Web Scraping URL error


#1

Hi,
I am scraping data plus corresponding URLs from certain sites on the internet. However, some of the URLs are only being partially scraped i.e instead of:
http://www.irishtimes.com/news/offbeat/she-has-a-nice-smile-trump-singles-out-rté-s-caitriona-perry-1.3136445”,
I just get “/news/offbeat/she-has-a-nice-smile-trump-singles-out-rt%C3%A9-s-caitriona-perry-1.3136445”.
Any ideas why this is happening? It only happens for some websites and not for others.


#2

Hi,
May i know what activity your using to get the URL?
or you could attach workflow for better understanding.


#3

SampleFlow.xaml (3.0 KB)

Here is a sample of what I’m doing, and the site that is being scraped from is the one that is causing the URL error.
Thanks for your help.


#4

oops.Looks like your workflow is blank.:thinking:


#5

Apologies,
My workflow won’t upload for some reason.
Essentially, I am running a for each loop to search three terms in the Irish times website search box. Then, on the search page, I use a recording to scrape the Headine and Url of the top 5 results for that search. I then have appended these results to an excel sheet.


#6

How about do concatenation with ""www.irishtimes.com"as this field remains same and append the rest. "http://wLw.irishtimes.com+“Scraped URL”


#7

I was thinking of doing somethinf along those lines, the only problem is that I am scraping URLs from other websites too, so I will only need to perform the concatenation for the Irish Times URLs. This is tricky because the number of URLs scraped from each website varies slightly each time I run the program, depending on how many relevant links there are.
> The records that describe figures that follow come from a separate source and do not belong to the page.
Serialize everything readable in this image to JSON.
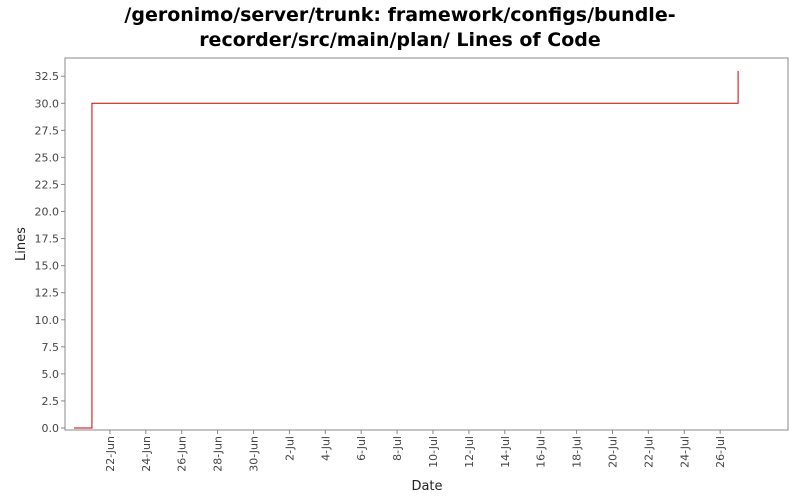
{
  "chart_data": {
    "type": "line",
    "title_lines": [
      "/geronimo/server/trunk: framework/configs/bundle-",
      "recorder/src/main/plan/ Lines of Code"
    ],
    "xlabel": "Date",
    "ylabel": "Lines",
    "ylim": [
      0,
      34
    ],
    "yticks": [
      0.0,
      2.5,
      5.0,
      7.5,
      10.0,
      12.5,
      15.0,
      17.5,
      20.0,
      22.5,
      25.0,
      27.5,
      30.0,
      32.5
    ],
    "ytick_labels": [
      "0.0",
      "2.5",
      "5.0",
      "7.5",
      "10.0",
      "12.5",
      "15.0",
      "17.5",
      "20.0",
      "22.5",
      "25.0",
      "27.5",
      "30.0",
      "32.5"
    ],
    "xlim": [
      "2006-06-20",
      "2006-07-29"
    ],
    "xticks": [
      "2006-06-22",
      "2006-06-24",
      "2006-06-26",
      "2006-06-28",
      "2006-06-30",
      "2006-07-02",
      "2006-07-04",
      "2006-07-06",
      "2006-07-08",
      "2006-07-10",
      "2006-07-12",
      "2006-07-14",
      "2006-07-16",
      "2006-07-18",
      "2006-07-20",
      "2006-07-22",
      "2006-07-24",
      "2006-07-26"
    ],
    "xtick_labels": [
      "22-Jun",
      "24-Jun",
      "26-Jun",
      "28-Jun",
      "30-Jun",
      "2-Jul",
      "4-Jul",
      "6-Jul",
      "8-Jul",
      "10-Jul",
      "12-Jul",
      "14-Jul",
      "16-Jul",
      "18-Jul",
      "20-Jul",
      "22-Jul",
      "24-Jul",
      "26-Jul"
    ],
    "series": [
      {
        "color": "#cc0000",
        "step": true,
        "points": [
          {
            "x": "2006-06-20",
            "y": 0
          },
          {
            "x": "2006-06-21",
            "y": 30
          },
          {
            "x": "2006-07-27",
            "y": 33
          }
        ]
      }
    ],
    "grid": false,
    "legend": "none"
  }
}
Is there anyway to attach the string “www.irishtimes.com” to the scraped URL before appending to the excel sheet?
Thanks for your help.


#8

two way of doing it
1 .use of condition and if website =“www.irishtimes.com” then use concatination
2. once you scrape the url you have output variable you can concatinate using assign activity and pass the new variable into excel.